Boualem Benhaoua  n’est pourtant pas le seul à avoir contribué à l’essor du Rai dans les années 80.

On comptabilisait 120  éditeurs en 1983 contre 64 en 1982 la majorité établis à Oran et sa proche banlieue. C’était l’époque ou la « cassette » remplaçait le disque vinyle que certains considèrent comme l’âge d’or du Rai.

Mais au-delà de cette image nostalgique de la maison de disque, il faut rappeler le contexte de la production, la diffusion et la commercialisation de cette musique longtemps réduite à l’Ouest du pays avant de se généraliser sur tout le territoire national et même en France.

Avant l’apparition du Rai avec Bellemou le trompettiste qui a remplacé la gasba par la trompette puis l’accordéon et le saxo entre autres, et qui a sorti Belkacem Bouteldja de son ghetto en  l’accompagnant, les adolescents algériens de l’Ouest de cette époque écoutaient les mélodies marocaines de Ness El Ghiwane, Jil Jilala et El Mchaheb jusqu’en 1975, année de la première fermeture des frontière avec le Maroc suite au déclenchement du conflit du Sahara Occidental.

Bellemou, Boutedja et Bouatiba Sghir sont alors considérés comme les précurseurs du Rai moderne. C’est un voisin, Fodil Bounadja Allah yedekrou bel Khir,  qui m’a fait écouté le premier sur son poste cassette qu’il promenait dans le quartier une chanson de  Bellemou dans les années 75.

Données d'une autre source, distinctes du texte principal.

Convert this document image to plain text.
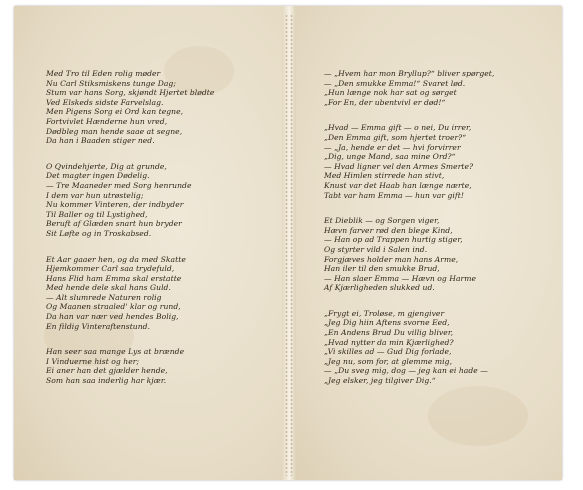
Med Tro til Eden rolig møder
Nu Carl Stiksmiskens tunge Dag;
Stum var hans Sorg, skjøndt Hjertet blødte
Ved Elskeds sidste Farvelslag.
Men Pigens Sorg ei Ord kan tegne,
Fortvivlet Hænderne hun vred,
Dødbleg man hende saae at segne,
Da han i Baaden stiger ned.
O Qvindehjerte, Dig at grunde,
Det magter ingen Dødelig.
— Tre Maaneder med Sorg henrunde
I dem var hun utrøstelig;
Nu kommer Vinteren, der indbyder
Til Baller og til Lystighed,
Beruft af Glæden snart hun bryder
Sit Løfte og in Troskabsed.
Et Aar gaaer hen, og da med Skatte
Hjemkommer Carl saa trydefuld,
Hans Flid ham Emma skal erstatte
Med hende dele skal hans Guld.
— Alt slumrede Naturen rolig
Og Maanen straaled' klar og rund,
Da han var nær ved hendes Bolig,
En fildig Vinteraftenstund.
Han seer saa mange Lys at brænde
I Vinduerne hist og her;
Ei aner han det gjælder hende,
Som han saa inderlig har kjær.
— „Hvem har mon Bryllup?“ bliver spørget,
— „Den smukke Emma!“ Svaret lød.
„Hun længe nok har sat og sørget
„For En, der ubentvivl er død!“
„Hvad — Emma gift — o nei, Du irrer,
„Den Emma gift, som hjertet troer?“
— „Ja, hende er det — hvi forvirrer
„Dig, unge Mand, saa mine Ord?“
— Hvad ligner vel den Armes Smerte?
Med Himlen stirrede han stivt,
Knust var det Haab han længe nærte,
Tabt var ham Emma — hun var gift!
Et Dieblik — og Sorgen viger,
Hævn farver rød den blege Kind,
— Han op ad Trappen hurtig stiger,
Og styrter vild i Salen ind.
Forgjæves holder man hans Arme,
Han iler til den smukke Brud,
— Han slaer Emma — Hævn og Harme
Af Kjærligheden slukked ud.
„Frygt ei, Troløse, m gjengiver
„Jeg Dig hiin Aftens svorne Eed,
„En Andens Brud Du villig bliver,
„Hvad nytter da min Kjærlighed?
„Vi skilles ad — Gud Dig forlade,
„Jeg nu, som for, at glemme mig,
— „Du sveg mig, dog — jeg kan ei hade —
„Jeg elsker, jeg tilgiver Dig.“
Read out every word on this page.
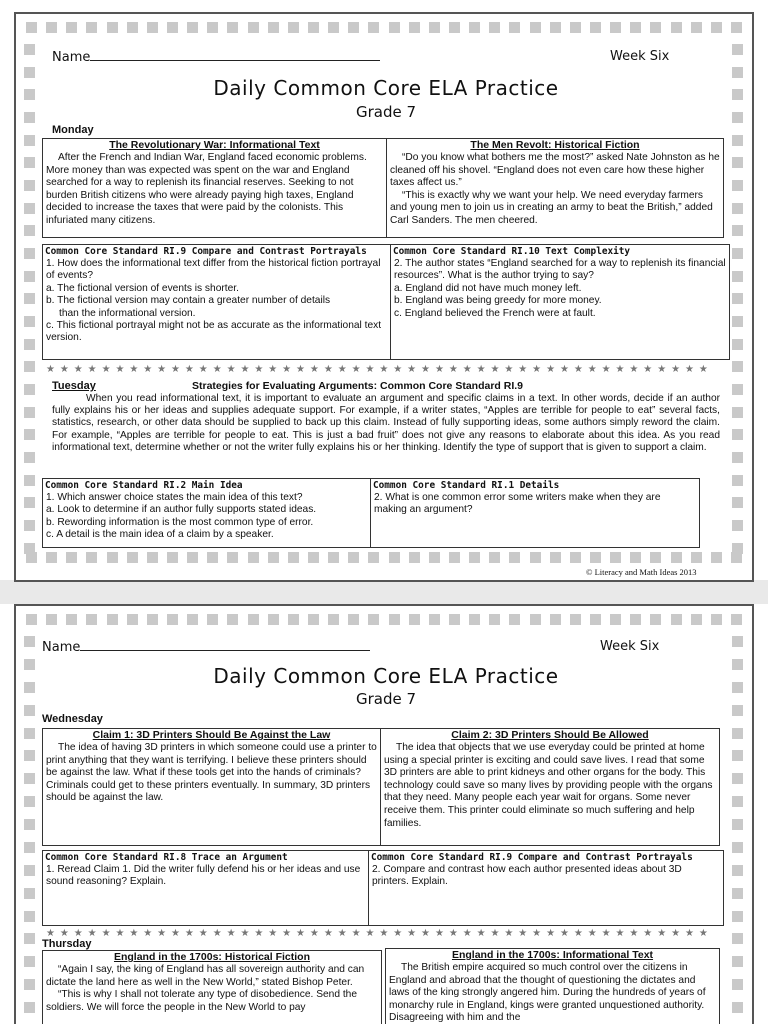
Name	Week Six
Daily Common Core ELA Practice
Grade 7
Monday
The Revolutionary War: Informational Text

After the French and Indian War, England faced economic problems. More money than was expected was spent on the war and England searched for a way to replenish its financial reserves. Seeking to not burden British citizens who were already paying high taxes, England decided to increase the taxes that were paid by the colonists. This infuriated many citizens.

The Men Revolt: Historical Fiction

“Do you know what bothers me the most?” asked Nate Johnston as he cleaned off his shovel. “England does not even care how these higher taxes affect us.”

“This is exactly why we want your help. We need everyday farmers and young men to join us in creating an army to beat the British,” added Carl Sanders. The men cheered.

Common Core Standard RI.9 Compare and Contrast Portrayals
1. How does the informational text differ from the historical fiction portrayal of events?
a. The fictional version of events is shorter.
b. The fictional version may contain a greater number of details
than the informational version.
c. This fictional portrayal might not be as accurate as the informational text version.
Common Core Standard RI.10 Text Complexity
2. The author states “England searched for a way to replenish its financial resources”. What is the author trying to say?
a. England did not have much money left.
b. England was being greedy for more money.
c. England believed the French were at fault.
★ ★ ★ ★ ★ ★ ★ ★ ★ ★ ★ ★ ★ ★ ★ ★ ★ ★ ★ ★ ★ ★ ★ ★ ★ ★ ★ ★ ★ ★ ★ ★ ★ ★ ★ ★ ★ ★ ★ ★ ★ ★ ★ ★ ★ ★ ★ ★
Tuesday	Strategies for Evaluating Arguments: Common Core Standard RI.9
When you read informational text, it is important to evaluate an argument and specific claims in a text. In other words, decide if an author fully explains his or her ideas and supplies adequate support. For example, if a writer states, “Apples are terrible for people to eat” several facts, statistics, research, or other data should be supplied to back up this claim. Instead of fully supporting ideas, some authors simply reword the claim. For example, “Apples are terrible for people to eat. This is just a bad fruit” does not give any reasons to elaborate about this idea. As you read informational text, determine whether or not the writer fully explains his or her thinking. Identify the type of support that is given to support a claim.
Common Core Standard RI.2 Main Idea
1. Which answer choice states the main idea of this text?
a. Look to determine if an author fully supports stated ideas.
b. Rewording information is the most common type of error.
c. A detail is the main idea of a claim by a speaker.
Common Core Standard RI.1 Details
2. What is one common error some writers make when they are making an argument?
© Literacy and Math Ideas 2013
Name	Week Six
Daily Common Core ELA Practice
Grade 7
Wednesday
Claim 1: 3D Printers Should Be Against the Law

The idea of having 3D printers in which someone could use a printer to print anything that they want is terrifying. I believe these printers should be against the law. What if these tools get into the hands of criminals? Criminals could get to these printers eventually. In summary, 3D printers should be against the law.

Claim 2: 3D Printers Should Be Allowed

The idea that objects that we use everyday could be printed at home using a special printer is exciting and could save lives. I read that some 3D printers are able to print kidneys and other organs for the body. This technology could save so many lives by providing people with the organs that they need. Many people each year wait for organs. Some never receive them. This printer could eliminate so much suffering and help families.

Common Core Standard RI.8 Trace an Argument
1. Reread Claim 1. Did the writer fully defend his or her ideas and use sound reasoning? Explain.
Common Core Standard RI.9 Compare and Contrast Portrayals
2. Compare and contrast how each author presented ideas about 3D printers. Explain.
★ ★ ★ ★ ★ ★ ★ ★ ★ ★ ★ ★ ★ ★ ★ ★ ★ ★ ★ ★ ★ ★ ★ ★ ★ ★ ★ ★ ★ ★ ★ ★ ★ ★ ★ ★ ★ ★ ★ ★ ★ ★ ★ ★ ★ ★ ★ ★
Thursday
England in the 1700s: Historical Fiction

“Again I say, the king of England has all sovereign authority and can dictate the land here as well in the New World,” stated Bishop Peter.

“This is why I shall not tolerate any type of disobedience. Send the soldiers. We will force the people in the New World to pay

England in the 1700s: Informational Text

The British empire acquired so much control over the citizens in England and abroad that the thought of questioning the dictates and laws of the king strongly angered him. During the hundreds of years of monarchy rule in England, kings were granted unquestioned authority. Disagreeing with him and the
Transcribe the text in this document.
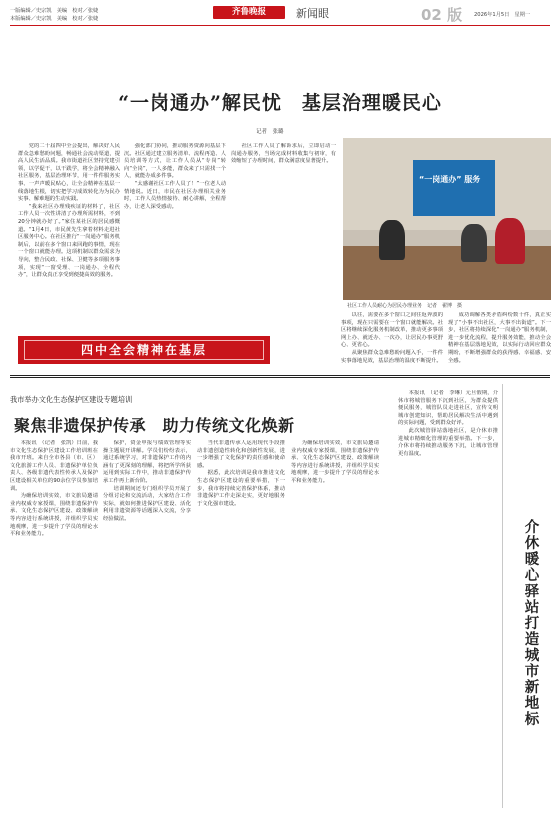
一版编辑／史宗凯　美编　校对／张婕
本版编辑／史宗凯　美编　校对／张婕
齐鲁晚报	新闻眼	02 版 2026年1月5日　星期一
“一岗通办”解民忧　基层治理暖民心
记者　张璐

党的二十届四中全会提出，解决好人民群众急难愁盼问题，畅通社会流动渠道，提高人民生活品质。我市街道社区坚持党建引领，以学促干，以干践学，将全会精神融入社区服务，基层治理环节，用一件件服务实事、一声声暖民贴心，让全会精神在基层一线落地生根，切实把学习成效转化为为民办实事、解难题的生动实践。

“我来社区办理残疾证的材料了，社区工作人员一次性讲清了办理所需材料，不到20分钟就办好了。”家住某社区的居民感慨道。“1月4日，市民黄先生拿着材料走进社区服务中心。在社区推行“一岗通办”服务机制后，以前在多个窗口来回跑的事情，现在一个窗口就能办理。这项机制以群众需求为导向，整合民政、社保、卫健等多项服务事项，实现“一窗受理、一岗通办、全程代办”，让群众真正享受到便捷高效的服务。

强化部门协同，推动服务资源向基层下沉。社区通过建立服务清单、流程再造、人员培训等方式，让工作人员从“专岗”转向“全岗”，一人多能，群众来了只需找一个人，就能办成多件事。

“太感谢社区工作人员了！”一位老人动情地说。近日，市民在社区办理相关业务时，工作人员热情接待、耐心讲解，全程帮办，让老人深受感动。

社区工作人员了解诉求后，立即启动一岗通办服务，当场完成材料收集与初审，有效缩短了办理时间，群众满意度显著提升。

“一岗通办” 服务
社区工作人员耐心为居民办理业务　记者　翟博　摄

以往，需要在多个窗口之间往返奔波的事项，现在只需要在一个窗口就能解决。社区将继续深化服务机制改革，推动更多事项网上办、就近办、一次办，让居民办事更舒心、更省心。

从聚焦群众急难愁盼问题入手，一件件实事落地见效，基层治理的温度不断提升。

成功调解各类矛盾纠纷数十件，真正实现了“小事不出社区，大事不出街道”。下一步，社区将持续深化“一岗通办”服务机制，进一步优化流程，提升服务效能，推动全会精神在基层落地见效，以实际行动回应群众期盼，不断增强群众的获得感、幸福感、安全感。

四中全会精神在基层
我市举办文化生态保护区建设专题培训
聚焦非遗保护传承　助力传统文化焕新

本报讯　（记者　张凯）日前，我市文化生态保护区建设工作培训班在我市开班。来自全市各县（市、区）文化旅游工作人员、非遗保护单位负责人、各级非遗代表性传承人及保护区建设相关单位的90余位学员参加培训。

为确保培训实效，市文旅局邀请业内权威专家授课，围绕非遗保护传承、文化生态保护区建设、政策解读等内容进行系统讲授，并组织学员实地观摩，进一步提升了学员的理论水平和业务能力。

保护，资金申报与绩效管理等实操主题展开讲解。学员们纷纷表示，通过系统学习，对非遗保护工作的内涵有了更深刻的理解，将把所学所获运用到实际工作中，推动非遗保护传承工作再上新台阶。

培训期间还专门组织学员开展了分组讨论和交流活动，大家结合工作实际，就如何推进保护区建设、活化利用非遗资源等话题深入交流，分享经验做法。

当代非遗传承人运用现代手段推动非遗创造性转化和创新性发展，进一步增强了文化保护的责任感和使命感。

据悉，此次培训是我市推进文化生态保护区建设的重要举措，下一步，我市将持续完善保护体系，推动非遗保护工作走深走实，更好地服务于文化强市建设。

为确保培训实效，市文旅局邀请业内权威专家授课，围绕非遗保护传承、文化生态保护区建设、政策解读等内容进行系统讲授，并组织学员实地观摩，进一步提升了学员的理论水平和业务能力。

本报讯　（记者　李琳）元旦假期，介休市将城管服务下沉到社区，为群众提供便民服务，城管队员走进社区，宣传文明城市创建知识，帮助居民解决生活中遇到的实际问题，受到群众好评。

此次城管驿站落地社区，是介休市推进城市精细化管理的重要举措。下一步，介休市将持续推动服务下沉，让城市管理更有温度。

介休暖心驿站打造城市新地标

Cette époque des cassettes était caractérisée par une incroyable anarchie quant au respect des droits d’auteur, la production et la commercialisation de ces supports.

Ce témoignage d’un internaute illustre on ne peut mieux le malaise ambiant :

« C’était de l’escroquerie à grande échelle, les chanteurs, musiciens etc….arnaqués et le trésor public aussi, jusqu’au moment où on a commencé à étudier l’affaire de près , j’étais aux impôts dans les services des TCA (aujourd’hui TVA) , on a constaté l’arnaque sur les déclarations , tous les éditeurs déclarés un taux à 6% comme prestation de services , alors que ce sont des producteurs, j’ai commencé le premier en Algérie à Oran , la régularisation des dossiers d’éditeurs et leurs notifier de nouvelles impositions à 30% suivi de 200%de pénalités pour dissimulation de chiffres d’affaires , on était les premiers à le faire après il y a eu extension dans tout le pays , des sommes énormes sont réclamés par le trésor, la colère est monté au plus sommet de l’état jusqu’au président Chadli (ALLAH yarhmou) qui a intervenu pour nous calmer et faire le nécessaire dans la modération et l’histoire est longue. ».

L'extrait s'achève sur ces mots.